ロシアEC大手ワイルドベリーズ、カザフスタンに流通拠点設立へ

(カザフスタン、ロシア)

タシケント発

2019年09月09日

カザフスタンの貿易統合省(注1)のバヒト・スルタノフ大臣とロシアの消費者向け電子商取引(EC)サイト最大手のワイルドベリーズ最高経営責任者のタチアナ・バカルチュク氏は8月26日、モスクワでカザフスタンでの配送センター建設に関する覚書に署名した。

配送センターは、カザフスタンの首都ヌルスルタンとアルマトイに各5万平方メートル、総工費は合計50億ルーブル(約80億円、1ルーブル=約1.6円)以上となる。加えて2019年末までに、物流管理と従業員、中小企業などのサプライヤー向けセミナー、教育イベントを行う「B2Bワイルドベリーズ・eコマース技能センター」をアスタナ国際金融センター(AIFC)内に開設する。カザフスタン国内のサプライヤーとの協力を拡大し、商品を年中無休24時間体制で流通させる。

ワイルドベリーズは、CIS最大のオンラインストア。2004年に設立、海外からの衣類、靴、アクセサリーをネット販売し、急成長した。2万2,000のブランドと、1万4,000(うち8,000は中小企業)のサプライヤーがオンラインプラットフォームに参加。1日に平均100万個以上の商品が出荷され、配送センターでは2万5,000人の従業員を抱える。

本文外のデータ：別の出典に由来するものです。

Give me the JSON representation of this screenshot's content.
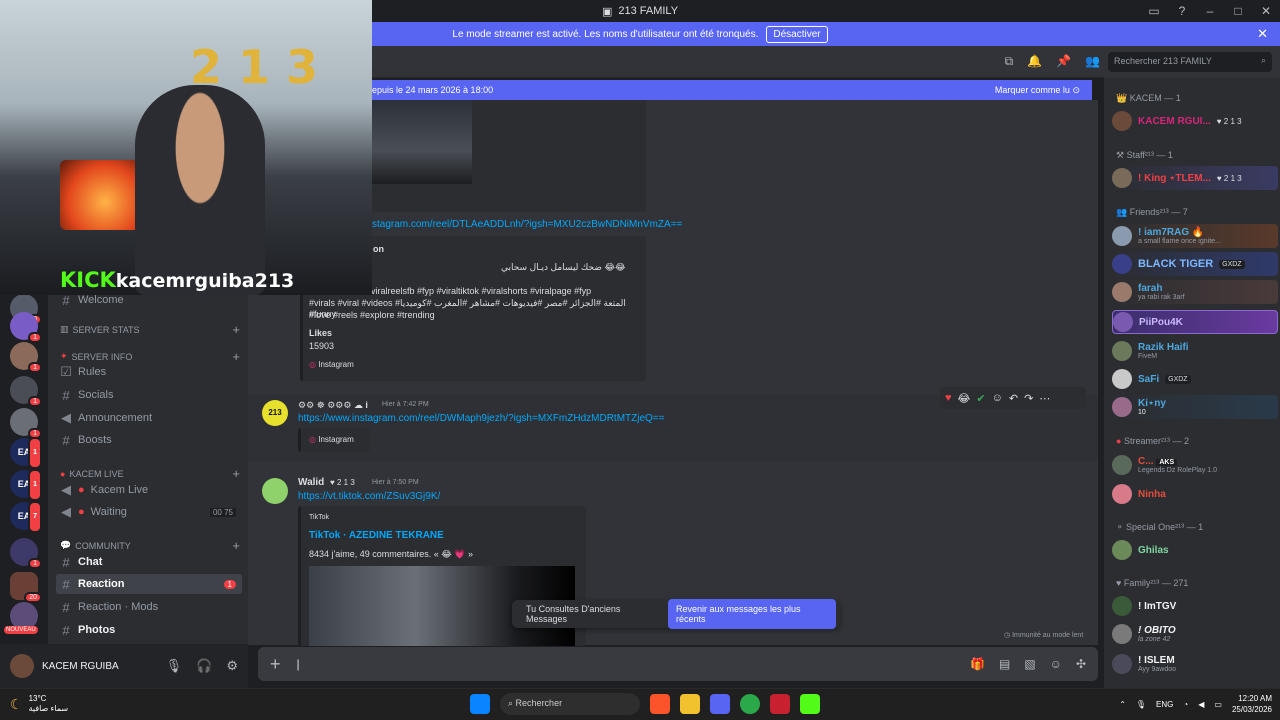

2018年の売上高は1,187億ルーブルに達する(注2)。同社はロシア以外に、ベラルーシ、カザフスタン、ギルギス、アルメニアに販売網を広げ、商品受渡所(注3)は合計で4,800カ所、うちカザフスタンには129カ所となっている。

カザフスタン政府は、本事業が地元中小企業・生産者の物流コストを大幅に削減し、同社の国際的な販売網を通じた売り上げの増加と、同国での新しい雇用創出に貢献することを期待している。

(注1)貿易統合省:2019年6月17日に設立。これまでの国民経済省の機能(国内および外国貿易政策の形成と実施、国際経済統合および消費者保護)と、工業・インフラ発展省が所掌していた標準化関連の機能、外務省の輸出促進活動の調整機能を併せ持つ。

(注2)在ロシア・カザフスタン大使館ウェブサイト(8月26日付)。

(注3)商品の発注から受け取り、試着、クレーム、返品などにも対応している。